La cosa es que nuestro nativo, extrañado ante la apariencia del aparatito, comienza a manipularlo y en muy poco tiempo lo enciende y, moviendo el dial, consigue sintonizar alguna emisora lejana. Imaginemos el asombro del buen hombre: de pronto unas voces humanas ininteligibles salen del pequeño altavoz. Supongo que del susto se caería de culo y soltaría asustado la radio. Por suerte, el terreno estaba tapizado de alta y mullida hierba y desde allí, sin haber sufrido ningún desperfecto, siguió emitiendo la voz de un locutor ignoto.
Poco a poco el isleño se iría tranquilizando. En ese lapso, durante el cual acabó el boletín de noticias y empezó un programa de canciones pop que lo alucinó aún más, el tipo pensaría qué hacer. Probablemente ensayaría algunas pruebas para asegurarse de que el extraño objeto era inofensivo. De hecho, en los primeros momentos de sorpresa y miedo había cogido una pesada piedra con la intención de machacarlo pero finalmente, movido por la curiosidad, prefirió no hacerlo. Con prudencia volvió a sujetar en sus manos el receptor y a manipular los botones. Enseguida aprendió las pocas prestaciones: subir el volumen, cambiar de frecuencia, apagarlo y encenderlo.

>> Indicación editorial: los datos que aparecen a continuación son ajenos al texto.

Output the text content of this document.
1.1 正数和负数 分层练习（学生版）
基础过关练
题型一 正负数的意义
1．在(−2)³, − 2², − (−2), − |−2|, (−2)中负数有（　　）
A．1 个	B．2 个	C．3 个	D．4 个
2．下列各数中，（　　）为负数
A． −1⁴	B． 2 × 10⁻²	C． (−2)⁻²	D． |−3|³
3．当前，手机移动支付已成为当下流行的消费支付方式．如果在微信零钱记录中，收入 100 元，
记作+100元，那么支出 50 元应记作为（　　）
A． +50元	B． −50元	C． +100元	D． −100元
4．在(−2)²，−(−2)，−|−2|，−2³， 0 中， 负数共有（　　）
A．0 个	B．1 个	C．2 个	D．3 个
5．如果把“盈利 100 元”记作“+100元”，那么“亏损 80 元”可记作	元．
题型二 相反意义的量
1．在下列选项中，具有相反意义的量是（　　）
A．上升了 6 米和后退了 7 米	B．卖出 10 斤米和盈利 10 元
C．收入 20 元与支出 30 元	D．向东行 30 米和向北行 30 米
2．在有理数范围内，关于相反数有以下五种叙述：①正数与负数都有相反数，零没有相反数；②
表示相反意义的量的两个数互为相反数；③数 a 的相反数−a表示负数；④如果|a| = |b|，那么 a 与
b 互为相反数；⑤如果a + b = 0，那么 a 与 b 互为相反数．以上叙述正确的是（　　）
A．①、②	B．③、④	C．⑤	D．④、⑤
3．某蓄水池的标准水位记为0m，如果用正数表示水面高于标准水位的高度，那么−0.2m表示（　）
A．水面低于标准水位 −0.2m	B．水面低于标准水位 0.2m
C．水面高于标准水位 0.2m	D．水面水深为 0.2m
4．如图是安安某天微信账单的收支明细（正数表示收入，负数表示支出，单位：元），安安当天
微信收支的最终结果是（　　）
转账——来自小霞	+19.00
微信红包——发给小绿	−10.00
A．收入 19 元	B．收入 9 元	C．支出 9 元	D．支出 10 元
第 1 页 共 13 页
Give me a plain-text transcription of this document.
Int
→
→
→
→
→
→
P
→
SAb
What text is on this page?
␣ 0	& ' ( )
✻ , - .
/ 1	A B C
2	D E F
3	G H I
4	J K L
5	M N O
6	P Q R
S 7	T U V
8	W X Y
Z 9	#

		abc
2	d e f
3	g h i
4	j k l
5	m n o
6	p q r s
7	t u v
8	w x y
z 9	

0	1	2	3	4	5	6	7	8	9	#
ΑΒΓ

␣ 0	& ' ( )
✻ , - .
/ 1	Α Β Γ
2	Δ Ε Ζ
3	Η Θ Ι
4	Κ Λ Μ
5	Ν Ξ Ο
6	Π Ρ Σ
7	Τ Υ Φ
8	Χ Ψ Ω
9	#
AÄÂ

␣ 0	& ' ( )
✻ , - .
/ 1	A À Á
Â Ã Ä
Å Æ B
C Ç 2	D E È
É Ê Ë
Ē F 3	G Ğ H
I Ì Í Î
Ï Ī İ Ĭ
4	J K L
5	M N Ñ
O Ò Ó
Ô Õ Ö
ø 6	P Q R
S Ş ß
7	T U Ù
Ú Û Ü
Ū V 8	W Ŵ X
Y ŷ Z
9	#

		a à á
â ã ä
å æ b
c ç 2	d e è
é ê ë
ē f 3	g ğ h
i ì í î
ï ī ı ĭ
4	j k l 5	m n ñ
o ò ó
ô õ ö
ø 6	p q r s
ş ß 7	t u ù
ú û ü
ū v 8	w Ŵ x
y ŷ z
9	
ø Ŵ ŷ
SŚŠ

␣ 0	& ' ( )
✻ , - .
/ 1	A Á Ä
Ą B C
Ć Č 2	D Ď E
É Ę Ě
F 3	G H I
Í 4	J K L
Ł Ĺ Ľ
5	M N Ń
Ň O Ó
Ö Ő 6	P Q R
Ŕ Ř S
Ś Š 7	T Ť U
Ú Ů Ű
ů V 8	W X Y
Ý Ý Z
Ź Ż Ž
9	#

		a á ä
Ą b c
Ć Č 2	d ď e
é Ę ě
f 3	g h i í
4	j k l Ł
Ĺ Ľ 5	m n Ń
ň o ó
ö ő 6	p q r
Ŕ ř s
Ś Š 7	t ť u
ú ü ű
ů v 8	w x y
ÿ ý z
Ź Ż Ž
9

Lo que está claro, se diría, es que he descubierto algo extraordinario, si sé jugar adecuadamente mis bazas este azar puede traerme fortuna y honores. Estoy reproduciendo una manera de razonar que es típica de nuestra civilización pero que también podría extrapolarse a esta cultura primitiva y remota si es que los móviles psicológicos que están en la base de nuestras instituciones básicas –la propiedad privada, por ejemplo– fueran, como algunos sostienen, intrínsecos a nuestra especie. Sin embargo, como soy yo quien recrea esta parábola, decido que no; que la comunidad de esa isla vivía en una especie de comunismo primitivo, ignorantes de que los individuos pudieran apropiarse de nada.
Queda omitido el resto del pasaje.